Embracing Big Data From the Warehouse
A pragmatic approach to the big data journey
Internet behemoths Google and Facebook have created value by managing and analyzing big data, which has prompted CIOs to ask whether new technologies might deliver positive results within their own enterprises. Aggressive growth rates projected by industry analysts encourage such thinking. Wikibon estimates the big data market as growing from USD5 billion in 2012 to more than USD30 billion by 2015 and up to USD53.4 billion in 2017 (you can see the free report here). IDC is more conservative, estimating that the market will reach USD16.9 billion in 2015. Many IBM clients start their big data journeys with their largest managed collection of structured data—their data warehouses. This article reviews how organizations can create real business value when combining technologies that fall under the umbrella of big data management.
Deploying big data management technologies
Technologies deployed to manage big data include:
- Enterprise data warehouses
- Data warehouse appliances
- Apache Hadoop clusters
- Log analysis and complex event processing on streaming data
- Software to move and integrate data between individual management nodes
A team of IBM authors provide deep insight into the newer of these technologies in a free IBM eBook called Understanding Big Data.
Bringing big data under management is the first step. Organizations create value when they use algorithms to analyze data and develop an understanding of cause and effect. However, these analytic algorithms are computationally demanding and are most compatible with data management technologies running on massively parallel processing hardware architectures.
Modernizing a data warehouse
Many first-generation data warehouses are deployed on computing architectures that are poorly matched to the demands of analyzing big data. By modernizing their warehouses, and replacing older database management systems running on symmetric multiprocessing hardware with an IBM Netezza data warehouse appliance, hundreds of organizations now exploit big data.

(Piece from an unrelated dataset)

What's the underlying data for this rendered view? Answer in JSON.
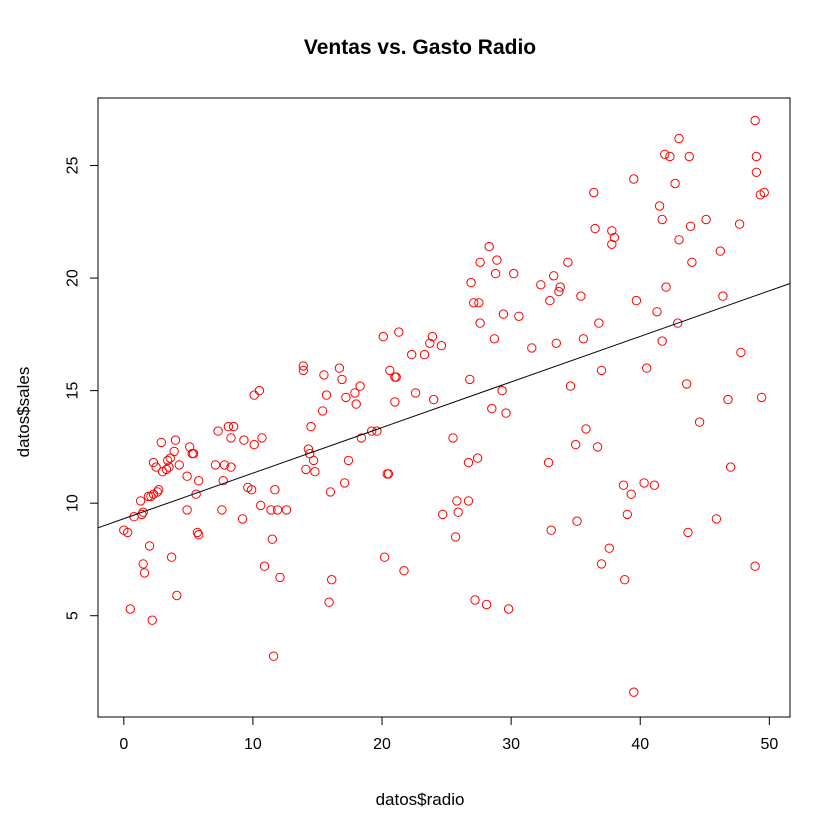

In the world of mobile telephony, maintaining high-quality service across the network is fundamental to customer satisfaction—unhappy customers will leave for a competitor. T-Mobile’s first-generation warehouse could not aggregate data at sufficient scale for the company to understand events on its entire network. At 40 TB, the Oracle-based warehouse was beyond its limit, denying the company a deep understanding of the quality of its service. Modernizing its warehouse with Netezza freed T-Mobile to load 17 billion network records each day, and analyzing this data provides detailed insight into quality of service and customer satisfaction. The warehouse currently manages 2 PB of data, providing analytics support to 1,300 business users, and is so successful that adoption has spread beyond its original user base in network operations to revenue assurance, billing, marketing, and customer care. You can see a video of Christine Twiford, Manager, Network Technology Solutions at T-Mobile, talking about the company’s big data journey here.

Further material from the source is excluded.